1.BÖLÜM

193K 4.1K 692
                                    

Annemin bütün itirazlarına rağmen hazırlanıp işe gelmiştim. Biraz ateşim vardı ama bana göre öyle evde kalmayı gerektirecek bir durumum yoktu. Yinede ne olur ne olmaz deyip taksi ile geldim şirkete. Niyazi Bey daha gelmemişti kafamı masama dayadım ve ateşten olsa gerek öyle dalıp gitmişim...

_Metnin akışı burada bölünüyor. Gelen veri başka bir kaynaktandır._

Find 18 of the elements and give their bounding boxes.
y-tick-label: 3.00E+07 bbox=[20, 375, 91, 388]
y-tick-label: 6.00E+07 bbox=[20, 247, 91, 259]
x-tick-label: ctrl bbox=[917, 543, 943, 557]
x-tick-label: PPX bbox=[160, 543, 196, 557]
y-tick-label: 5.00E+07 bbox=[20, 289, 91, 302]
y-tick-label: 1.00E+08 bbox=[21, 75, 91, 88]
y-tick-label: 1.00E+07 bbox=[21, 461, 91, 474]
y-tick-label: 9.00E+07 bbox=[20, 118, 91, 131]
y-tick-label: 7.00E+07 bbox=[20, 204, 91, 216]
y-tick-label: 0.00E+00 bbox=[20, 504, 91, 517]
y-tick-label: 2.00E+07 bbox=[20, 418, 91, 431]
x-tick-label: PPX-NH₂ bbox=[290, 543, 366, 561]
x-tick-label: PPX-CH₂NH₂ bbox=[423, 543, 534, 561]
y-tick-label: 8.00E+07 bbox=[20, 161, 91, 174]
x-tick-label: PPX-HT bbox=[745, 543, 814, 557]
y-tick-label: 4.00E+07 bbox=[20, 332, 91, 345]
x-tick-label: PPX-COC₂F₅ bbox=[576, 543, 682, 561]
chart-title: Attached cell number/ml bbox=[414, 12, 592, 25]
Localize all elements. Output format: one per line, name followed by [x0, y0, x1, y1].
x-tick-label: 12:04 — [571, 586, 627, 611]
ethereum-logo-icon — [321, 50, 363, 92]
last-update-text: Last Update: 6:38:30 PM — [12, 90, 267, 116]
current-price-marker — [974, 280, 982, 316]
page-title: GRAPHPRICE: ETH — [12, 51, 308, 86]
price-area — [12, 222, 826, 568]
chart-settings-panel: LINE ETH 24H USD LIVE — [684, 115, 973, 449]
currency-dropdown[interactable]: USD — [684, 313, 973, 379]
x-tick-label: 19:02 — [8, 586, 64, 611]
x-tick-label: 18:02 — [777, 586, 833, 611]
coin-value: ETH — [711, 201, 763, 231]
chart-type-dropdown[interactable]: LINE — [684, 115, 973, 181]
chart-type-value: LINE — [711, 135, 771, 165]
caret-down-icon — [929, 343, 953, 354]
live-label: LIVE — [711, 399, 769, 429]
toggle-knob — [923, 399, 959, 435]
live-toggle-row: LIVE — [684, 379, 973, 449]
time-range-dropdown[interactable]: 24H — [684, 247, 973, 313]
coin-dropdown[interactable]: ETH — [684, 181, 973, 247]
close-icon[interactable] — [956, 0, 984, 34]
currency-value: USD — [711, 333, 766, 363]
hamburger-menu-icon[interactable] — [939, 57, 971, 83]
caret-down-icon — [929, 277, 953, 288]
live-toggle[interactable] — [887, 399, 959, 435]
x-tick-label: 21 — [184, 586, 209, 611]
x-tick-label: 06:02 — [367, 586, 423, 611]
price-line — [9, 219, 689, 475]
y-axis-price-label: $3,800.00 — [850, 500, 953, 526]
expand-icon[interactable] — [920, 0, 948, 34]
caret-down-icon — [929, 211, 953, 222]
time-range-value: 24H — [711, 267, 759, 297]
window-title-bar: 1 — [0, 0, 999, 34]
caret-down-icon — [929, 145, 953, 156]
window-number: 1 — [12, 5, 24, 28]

Ben Aylin Öz 26 yaşında eski bir voleybolcuyum. Koyu kumral uzun saçlarım, elaya yakın iri gözlerim, kırılan burnum yüzünden mecburen estetik yaptırdığım düzgün burnum, annemden aldığım biraz dolgun olan dudaklarımla düzgün yüz hatlarım var ve fakat eski sporcu olup sporu bıraktığım için hafif balık etinde bir yetmiş sekiz boy ile biraz iri yarı bir kızım.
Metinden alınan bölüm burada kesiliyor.